Kultur in Rheinberg Glanzvoller Auftakt einer kurzen Abendmusik-Reihe

RHEINBERG · Der Saxophonist Martin Hilner und der Organist Heinz-Peter Kortmann gestalteten das erste von diesmal nur drei Konzerten in der Reihe Rheinberger Abendmusik.

Christoph Bartusek, Leiter der Reihe Rheinberger Abendmusik, an der Orgel in der St.-Peter-Kirche.

Christoph Bartusek, Leiter der Reihe Rheinberger Abendmusik, an der Orgel in der St.-Peter-Kirche.

Foto: Fischer, Armin (arfi )/Fischer, Armin ( arfi )

Zum Auftaktkonzert der neuen Saison 2022/2023 seiner Reihe „Rheinberger Abendmusik“ hatte der Kirchenmusiker von St. Peter, Christoph Bartusek, jetzt einladen. Als Grund für den späten Beginn nannte Bartusek eine Vielzahl von Corona-Erkrankten, die in der Gemeinde ihre Spuren hinterlassen hätten. Und dass die diesjährige Saison auch nur bis Ostern dauere und folglich nur drei Orgelkonzerte insgesamt möglich seien, habe mit der überfälligen Sanierung und der damit verbundenen Schließung der Pfarrkirche zu tun, sagte er.

Trotzdem, so Bartusek, sei es gelungen, die kurze Reihe von drei Abendmusiken hochkarätig zu besetzen. Als Motto für die neue Saison habe er den Titel „Orgelduo“ gewählt.

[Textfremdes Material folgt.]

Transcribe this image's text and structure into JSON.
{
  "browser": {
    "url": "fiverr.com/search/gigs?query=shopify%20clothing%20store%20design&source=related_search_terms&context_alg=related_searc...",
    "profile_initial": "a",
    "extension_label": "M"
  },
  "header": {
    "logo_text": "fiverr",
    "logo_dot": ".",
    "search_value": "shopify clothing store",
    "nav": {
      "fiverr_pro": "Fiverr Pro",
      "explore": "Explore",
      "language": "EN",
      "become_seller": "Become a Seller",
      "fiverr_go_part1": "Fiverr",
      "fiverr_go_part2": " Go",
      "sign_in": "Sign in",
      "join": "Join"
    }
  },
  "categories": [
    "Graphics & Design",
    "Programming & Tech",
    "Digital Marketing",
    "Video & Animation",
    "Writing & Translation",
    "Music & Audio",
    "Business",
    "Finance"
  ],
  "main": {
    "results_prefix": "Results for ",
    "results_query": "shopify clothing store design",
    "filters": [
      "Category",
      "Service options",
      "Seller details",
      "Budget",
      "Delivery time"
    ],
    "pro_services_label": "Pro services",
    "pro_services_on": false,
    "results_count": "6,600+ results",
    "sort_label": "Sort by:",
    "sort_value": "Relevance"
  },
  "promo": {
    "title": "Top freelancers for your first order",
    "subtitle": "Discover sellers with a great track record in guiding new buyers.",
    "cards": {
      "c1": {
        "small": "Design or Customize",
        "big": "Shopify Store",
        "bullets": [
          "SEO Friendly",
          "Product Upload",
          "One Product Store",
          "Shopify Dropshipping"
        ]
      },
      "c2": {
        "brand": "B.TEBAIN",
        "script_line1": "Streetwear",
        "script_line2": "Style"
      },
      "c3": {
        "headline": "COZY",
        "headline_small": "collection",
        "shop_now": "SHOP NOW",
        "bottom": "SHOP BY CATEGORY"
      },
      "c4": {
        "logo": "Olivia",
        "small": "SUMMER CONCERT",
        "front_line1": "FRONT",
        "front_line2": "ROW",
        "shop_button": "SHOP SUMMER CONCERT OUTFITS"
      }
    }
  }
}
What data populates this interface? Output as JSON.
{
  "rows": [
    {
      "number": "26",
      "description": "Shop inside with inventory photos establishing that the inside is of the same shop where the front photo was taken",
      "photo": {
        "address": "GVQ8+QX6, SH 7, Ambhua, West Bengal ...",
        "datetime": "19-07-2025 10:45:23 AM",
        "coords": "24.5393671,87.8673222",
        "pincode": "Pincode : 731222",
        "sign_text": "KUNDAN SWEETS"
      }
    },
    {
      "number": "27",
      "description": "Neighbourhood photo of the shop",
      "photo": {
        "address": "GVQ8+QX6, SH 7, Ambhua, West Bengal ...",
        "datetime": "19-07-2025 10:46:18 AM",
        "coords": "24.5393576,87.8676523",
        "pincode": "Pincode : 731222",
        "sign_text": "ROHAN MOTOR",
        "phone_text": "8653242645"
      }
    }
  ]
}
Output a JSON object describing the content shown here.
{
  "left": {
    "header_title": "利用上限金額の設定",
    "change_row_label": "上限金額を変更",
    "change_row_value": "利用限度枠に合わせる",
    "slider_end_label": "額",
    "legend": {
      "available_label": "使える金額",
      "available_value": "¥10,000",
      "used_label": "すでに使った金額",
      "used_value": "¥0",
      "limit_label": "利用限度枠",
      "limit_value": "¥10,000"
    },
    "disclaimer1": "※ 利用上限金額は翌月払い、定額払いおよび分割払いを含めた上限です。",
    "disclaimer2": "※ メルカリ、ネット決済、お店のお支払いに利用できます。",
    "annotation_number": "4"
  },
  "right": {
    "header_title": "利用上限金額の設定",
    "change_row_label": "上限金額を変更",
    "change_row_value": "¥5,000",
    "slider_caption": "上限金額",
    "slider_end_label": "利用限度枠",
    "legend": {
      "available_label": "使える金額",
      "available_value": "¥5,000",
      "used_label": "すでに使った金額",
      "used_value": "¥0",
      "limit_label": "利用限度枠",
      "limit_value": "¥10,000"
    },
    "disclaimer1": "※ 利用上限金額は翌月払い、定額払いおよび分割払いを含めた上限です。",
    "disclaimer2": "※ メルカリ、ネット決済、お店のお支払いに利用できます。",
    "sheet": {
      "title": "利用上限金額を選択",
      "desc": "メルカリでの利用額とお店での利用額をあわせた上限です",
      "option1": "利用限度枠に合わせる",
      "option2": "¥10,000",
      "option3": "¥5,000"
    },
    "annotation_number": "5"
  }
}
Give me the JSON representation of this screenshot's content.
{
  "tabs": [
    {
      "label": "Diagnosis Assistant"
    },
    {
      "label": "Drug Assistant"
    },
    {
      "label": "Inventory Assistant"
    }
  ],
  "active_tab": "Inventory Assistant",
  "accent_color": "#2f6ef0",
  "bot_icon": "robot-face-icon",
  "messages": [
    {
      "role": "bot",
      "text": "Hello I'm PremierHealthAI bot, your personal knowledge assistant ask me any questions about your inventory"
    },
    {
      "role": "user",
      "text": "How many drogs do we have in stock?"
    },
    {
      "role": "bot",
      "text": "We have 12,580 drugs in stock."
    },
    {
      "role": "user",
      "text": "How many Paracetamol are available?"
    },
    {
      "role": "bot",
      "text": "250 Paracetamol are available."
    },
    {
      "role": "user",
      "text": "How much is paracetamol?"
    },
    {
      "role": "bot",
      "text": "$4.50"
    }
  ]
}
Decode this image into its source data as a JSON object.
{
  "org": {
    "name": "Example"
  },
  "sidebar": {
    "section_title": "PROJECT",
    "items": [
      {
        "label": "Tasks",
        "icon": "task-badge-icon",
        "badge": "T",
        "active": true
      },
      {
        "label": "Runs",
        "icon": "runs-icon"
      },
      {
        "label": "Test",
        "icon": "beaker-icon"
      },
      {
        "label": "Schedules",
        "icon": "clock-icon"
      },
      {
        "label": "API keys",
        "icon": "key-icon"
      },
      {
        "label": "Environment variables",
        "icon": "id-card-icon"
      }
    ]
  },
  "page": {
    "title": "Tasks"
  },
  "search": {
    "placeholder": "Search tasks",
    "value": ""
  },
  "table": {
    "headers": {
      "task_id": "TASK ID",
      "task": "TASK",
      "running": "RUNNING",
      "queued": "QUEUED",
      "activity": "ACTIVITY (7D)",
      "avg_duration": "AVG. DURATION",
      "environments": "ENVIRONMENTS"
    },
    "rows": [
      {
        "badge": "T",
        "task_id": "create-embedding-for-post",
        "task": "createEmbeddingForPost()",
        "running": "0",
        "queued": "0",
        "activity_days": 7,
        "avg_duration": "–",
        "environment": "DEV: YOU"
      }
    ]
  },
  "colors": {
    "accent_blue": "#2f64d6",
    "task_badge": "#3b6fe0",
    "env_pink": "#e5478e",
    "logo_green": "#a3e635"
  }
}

Während das erste Konzert Musik für Saxophon und Orgel bot, wird es im zweiten am 15. Januar Musik für zwei Spieler geben – „also zu vier Händen und vier Füßen“, wie er es ausdrückte. Das Organisten-Ehepaar Iris und Carsten Lenz wird den Abend musikalisch gestalten. Den frühen Abschluss der Saison am 19. März des nächsten Jahres liefert dann ein Konzert mit Musik für Panflöte und Orgel. Hannah Schlubeck, „eine Panflötistin von Weltruf“, so Bartusek, wird zusammen mit ihm an der Orgel unter anderem musikalische Werke von Telemann, Bach und Mozart dem Publikum zu Gehör bringen.

Beim Eröffnungskonzert präsentierte Bartusek mit Martin Hilner am Saxophon und Heinz-Peter Kortmann an der Orgel zwei exzellente Virtuosen. Zehn Werke verschiedener Komponisten aus unterschiedlichen Kulturkreisen umfasste das flotte, gut eine Stunde dauernde Programm. An Musikrichtungen zu hören gab es Kompositionen der Klassik aus dem 19. Jahrhundert, zeitgenössische Klänge aus dem 20. Jahrhundert sowie aktuelle Stilrichtungen des 21. Jahrhunderts noch lebender Komponisten.

Zur letztgenannten Gattung gehörte beispielsweise ein äußerst gelungenes, neu arrangiertes „Ave Maria“ von Giulio Caccini (1551 bis 1618) durch den japanischen Komponisten Tomoyuki Asakawa sowie ein jazzartiges Werk von Hans-André Stamm unter dem Titel „Pick five“. Darin zu hören gab es ungewöhnliche Metren im 5/4-Takt, die bravourös von den Solisten Hilner und Kortmann gemeistert wurden.

Nicht minder spektakulär verlief der musikalische Vortrag vom „Allegro cantabilé“ aus der Sinfonie Nr. 5 f-moll op.42/1 von dem französischen Komponisten Charles-Marie Widor (1844 bis 1937), dessen wohl berühmteste Orgelsinfonie. Der zweite Satz wiederum bestach durch seine so wundervoll elegisch dahinfließende, leicht melancholische Melodie. Insofern war es eine wunderbare Idee von Heinz-Peter Kortmann, dieser Ursprungskomposition mit einer eigenen Bearbeitung eine weitere raffinierte Aufführungsvariante hinzuzufügen.

Das Publikum war entzückt von diesem Abend und erhielt als Belohnung für seinen heftigen Schlussapplaus eine Zugabe.